После того как она почувствовала себя покинутой княжной Марьей и одинокой в своем горе, Наташа большую часть времени, одна в своей комнате, сидела с ногами в углу дивана, и, что нибудь разрывая или переминая своими тонкими, напряженными пальцами, упорным, неподвижным взглядом смотрела на то, на чем останавливались глаза. Уединение это изнуряло, мучило ее; но оно было для нее необходимо. Как только кто нибудь входил к ней, она быстро вставала, изменяла положение и выражение взгляда и бралась за книгу или шитье, очевидно с нетерпением ожидая ухода того, кто помешал ей.
Ей все казалось, что она вот вот сейчас поймет, проникнет то, на что с страшным, непосильным ей вопросом устремлен был ее душевный взгляд.
В конце декабря, в черном шерстяном платье, с небрежно связанной пучком косой, худая и бледная, Наташа сидела с ногами в углу дивана, напряженно комкая и распуская концы пояса, и смотрела на угол двери.

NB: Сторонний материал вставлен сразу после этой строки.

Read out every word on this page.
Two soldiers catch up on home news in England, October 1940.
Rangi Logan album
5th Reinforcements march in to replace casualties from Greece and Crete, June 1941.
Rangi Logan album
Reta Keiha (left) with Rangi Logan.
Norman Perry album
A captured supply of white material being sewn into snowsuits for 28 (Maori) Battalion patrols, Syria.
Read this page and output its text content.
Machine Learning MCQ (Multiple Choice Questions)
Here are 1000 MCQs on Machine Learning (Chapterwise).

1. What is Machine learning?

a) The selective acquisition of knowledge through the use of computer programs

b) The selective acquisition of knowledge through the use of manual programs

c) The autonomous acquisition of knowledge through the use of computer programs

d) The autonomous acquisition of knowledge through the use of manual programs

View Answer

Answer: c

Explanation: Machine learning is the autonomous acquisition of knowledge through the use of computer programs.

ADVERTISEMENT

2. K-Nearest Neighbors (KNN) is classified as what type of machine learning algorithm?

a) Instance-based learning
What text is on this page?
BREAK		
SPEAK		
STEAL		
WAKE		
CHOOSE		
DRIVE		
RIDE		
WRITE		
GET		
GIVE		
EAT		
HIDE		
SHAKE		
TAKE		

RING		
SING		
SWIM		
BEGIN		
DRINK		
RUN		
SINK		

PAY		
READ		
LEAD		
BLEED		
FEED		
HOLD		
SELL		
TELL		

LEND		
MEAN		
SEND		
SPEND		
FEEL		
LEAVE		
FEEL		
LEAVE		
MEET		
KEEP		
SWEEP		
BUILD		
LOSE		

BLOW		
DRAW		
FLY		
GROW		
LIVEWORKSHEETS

Она смотрела туда, куда ушел он, на ту сторону жизни. И та сторона жизни, о которой она прежде никогда не думала, которая прежде ей казалась такою далекою, невероятною, теперь была ей ближе и роднее, понятнее, чем эта сторона жизни, в которой все было или пустота и разрушение, или страдание и оскорбление.
Она смотрела туда, где она знала, что был он; но она не могла его видеть иначе, как таким, каким он был здесь. Она видела его опять таким же, каким он был в Мытищах, у Троицы, в Ярославле.
Она видела его лицо, слышала его голос и повторяла его слова и свои слова, сказанные ему, и иногда придумывала за себя и за него новые слова, которые тогда могли бы быть сказаны.
Вот он лежит на кресле в своей бархатной шубке, облокотив голову на худую, бледную руку. Грудь его страшно низка и плечи подняты. Губы твердо сжаты, глаза блестят, и на бледном лбу вспрыгивает и исчезает морщина. Одна нога его чуть заметно быстро дрожит. Наташа знает, что он борется с мучительной болью. «Что такое эта боль? Зачем боль? Что он чувствует? Как у него болит!» – думает Наташа. Он заметил ее вниманье, поднял глаза и, не улыбаясь, стал говорить.
«Одно ужасно, – сказал он, – это связать себя навеки с страдающим человеком. Это вечное мученье». И он испытующим взглядом – Наташа видела теперь этот взгляд – посмотрел на нее. Наташа, как и всегда, ответила тогда прежде, чем успела подумать о том, что она отвечает; она сказала: «Это не может так продолжаться, этого не будет, вы будете здоровы – совсем».
Она теперь сначала видела его и переживала теперь все то, что она чувствовала тогда. Она вспомнила продолжительный, грустный, строгий взгляд его при этих словах и поняла значение упрека и отчаяния этого продолжительного взгляда.